Paper Summary: An Introduction To Transformers - Turner (2023)
Summary of “An Introduction to Transformers” by Richard E. Turner (2023).
Input to the Transformer
The input to the transformer is a sequence \(X^{(0)}\in\mathbb{R}^{D\times N}\) where \(N\) is the length of the sequence and \(D\) is the dimensionality of each item in the sequence, which are known as tokens and denoted as \(\mathbf{x}_n^{(0)}\in\mathbb{R}^{D\times 1}\). \[ X = \left[\mathbf{x}_0^{(0)}, \ldots, \mathbf{x}_N^{(0)}\right] \] The items in the sequence are representations of objects of interest. For instance, in language tasks, a token is usually a unique vector representation of a word, whereas for an image it would be a vector representation of a patch. The representation can be given/fixed (e.g.

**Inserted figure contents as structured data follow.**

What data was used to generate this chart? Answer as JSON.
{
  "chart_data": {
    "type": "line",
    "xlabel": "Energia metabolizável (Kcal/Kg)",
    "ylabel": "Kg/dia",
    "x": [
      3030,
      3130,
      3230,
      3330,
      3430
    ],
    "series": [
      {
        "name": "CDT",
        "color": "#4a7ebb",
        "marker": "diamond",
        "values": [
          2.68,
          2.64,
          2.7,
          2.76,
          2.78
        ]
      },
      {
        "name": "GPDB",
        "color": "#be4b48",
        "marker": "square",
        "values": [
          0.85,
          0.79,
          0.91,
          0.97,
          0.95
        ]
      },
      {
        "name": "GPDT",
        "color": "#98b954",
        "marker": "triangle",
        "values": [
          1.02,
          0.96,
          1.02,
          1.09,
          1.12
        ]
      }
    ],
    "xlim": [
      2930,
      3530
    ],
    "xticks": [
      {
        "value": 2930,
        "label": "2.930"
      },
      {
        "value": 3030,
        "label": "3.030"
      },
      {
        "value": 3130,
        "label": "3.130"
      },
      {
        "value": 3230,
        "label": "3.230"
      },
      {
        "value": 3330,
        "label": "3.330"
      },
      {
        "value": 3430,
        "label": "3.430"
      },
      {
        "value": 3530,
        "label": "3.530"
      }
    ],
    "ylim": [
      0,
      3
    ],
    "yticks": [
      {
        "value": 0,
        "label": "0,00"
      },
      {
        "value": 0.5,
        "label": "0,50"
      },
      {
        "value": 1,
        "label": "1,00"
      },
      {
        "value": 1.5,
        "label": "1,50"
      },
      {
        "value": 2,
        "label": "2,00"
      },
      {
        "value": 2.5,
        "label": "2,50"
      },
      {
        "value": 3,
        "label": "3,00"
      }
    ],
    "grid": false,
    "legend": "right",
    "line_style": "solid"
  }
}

Word2Vec) or learned during training.
Transformer Block
The output of the transformer is denoted \(X^{(M)}\) where \(M\) is the number of transformer blocks \[ X^{(m+1)} = \text{transformer-block}(X^{(m)}). \] Each transformer block consists of two stages, each with three steps, where the middle step is sandwiched between a standardization and a residual connection.
- Stage 1:
- Standardisation: Each token is standardized separately before being fed into the tranformer to stabilise learning: to each token \(\mathbf{x}_n^{(0)}\) we subtract the mean and divide by the standard deviation \[ \bar{\mathbf{x}}_n^{(0)} = \frac{\mathbf{x}_n^{(0)} - \text{mean}(\mathbf{x}_n^{(0)})}{\text{std}(\mathbf{x}_n^{(0)})} \qquad \qquad \forall n = 1, \ldots, N. \] so we form \(\bar{X}^{(0)} = [\bar{\mathbf{x}}_0^{(0)}, \ldots, \bar{\mathbf{x}}_N^{(0)}]\). Typically this is called LayerNorm, but the author calls it TokenNorm.

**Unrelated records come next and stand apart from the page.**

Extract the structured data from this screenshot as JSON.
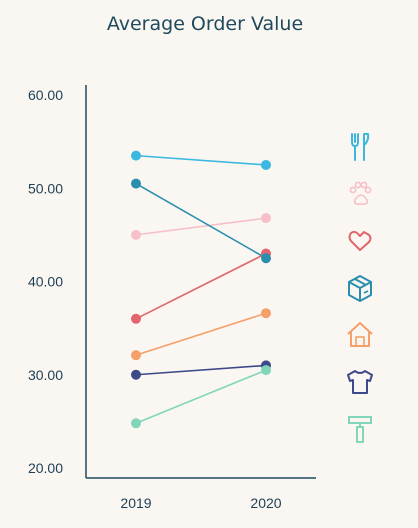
{
  "chart_data": {
    "type": "line",
    "title": "Average Order Value",
    "xlabel": "",
    "ylabel": "",
    "x": [
      "2019",
      "2020"
    ],
    "ylim": [
      20,
      60
    ],
    "yticks": [
      "20.00",
      "30.00",
      "40.00",
      "50.00",
      "60.00"
    ],
    "grid": false,
    "legend": "right (icons)",
    "series": [
      {
        "icon": "fork-knife-icon",
        "color": "#3bb8e0",
        "values": [
          53.5,
          52.5
        ]
      },
      {
        "icon": "paw-icon",
        "color": "#f7bfc8",
        "values": [
          45.0,
          46.8
        ]
      },
      {
        "icon": "heart-icon",
        "color": "#e2646c",
        "values": [
          36.0,
          43.0
        ]
      },
      {
        "icon": "box-icon",
        "color": "#2a8fae",
        "values": [
          50.5,
          42.5
        ]
      },
      {
        "icon": "house-icon",
        "color": "#f5a06a",
        "values": [
          32.1,
          36.6
        ]
      },
      {
        "icon": "shirt-icon",
        "color": "#3d4a8a",
        "values": [
          30.0,
          31.0
        ]
      },
      {
        "icon": "razor-icon",
        "color": "#7fd6b8",
        "values": [
          24.8,
          30.5
        ]
      }
    ]
  }
}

- MHSA Layer: Consists of \(H\in\mathbb{Z}_+\) heads, meaning that we perform \(H\) operations in parallel. Each of the \(H\) operations, shown below, consists of multiplying the standardised sequence \(\bar{X}^{(m-1)}\) by the attention matrix and the projecting, thus obtaining a \(D\times N\) matrix and then “linearly projecting” this by \(V_h\). The attention matrix is constructed from the input. \[ \begin{align} Y^{(m)} &= \text{MHSA}(\bar{X}^{(m-1)}) = \sum_{h=1}^H V_h \bar{X}^{(m-1)} A_h^{(m)} && \text{where }\, V_h\in\mathbb{R}^{D\times D} \text{ and } A_h^{(m)}\in\mathbb{R}^{N\times N}\\ (A_h)_{n, n'} &= \frac{\displaystyle \exp\left\{\frac{\left\langle\mathbf{k}_{h, n}^{(m)}, \mathbf{q}_{h, n'}^{(m)} \right\rangle}{\sqrt{D}}\right\}}{\displaystyle \sum_{n''=1}^N \exp\left\{\frac{\left\langle\mathbf{k}_{h, n''}^{(m)}, \mathbf{q}_{h, n'}^{(m)} \right\rangle}{\sqrt{D}}\right\}} && \text{where } \, \mathbf{q}_{h, n}^{(m)} = U_{\mathbf{q}, h}^{(m)} \bar{\mathbf{x}}_n^{(m-1)} \text{ and } \mathbf{k}_{h, n}^{(m)} = U_{\mathbf{k}, h}^{(m)}\bar{\mathbf{x}}_n^{(m-1)}. \end{align} \] The vectors \(\mathbf{q}\) and \(\mathbf{k}\) are known as queries and keys respectively and we use the matrices \(U_{\mathbf{q}}\) and \(U_{\mathbf{k}}\) to introduce a notion of asymmetry of the relationship between the various tokens. These matrices have shape \(K\times D\) where typically \(K < D\). Each element of \(A_h^{(m)}\) is then the softmax of this relationship and we use multiple heads because each head is capturing a different type of relationship. The parameters for this layer are \(U_{\mathbf{q}, h}, U_{\mathbf{k}, h}\) and \(V_h\) for every \(h=1, \ldots, H\).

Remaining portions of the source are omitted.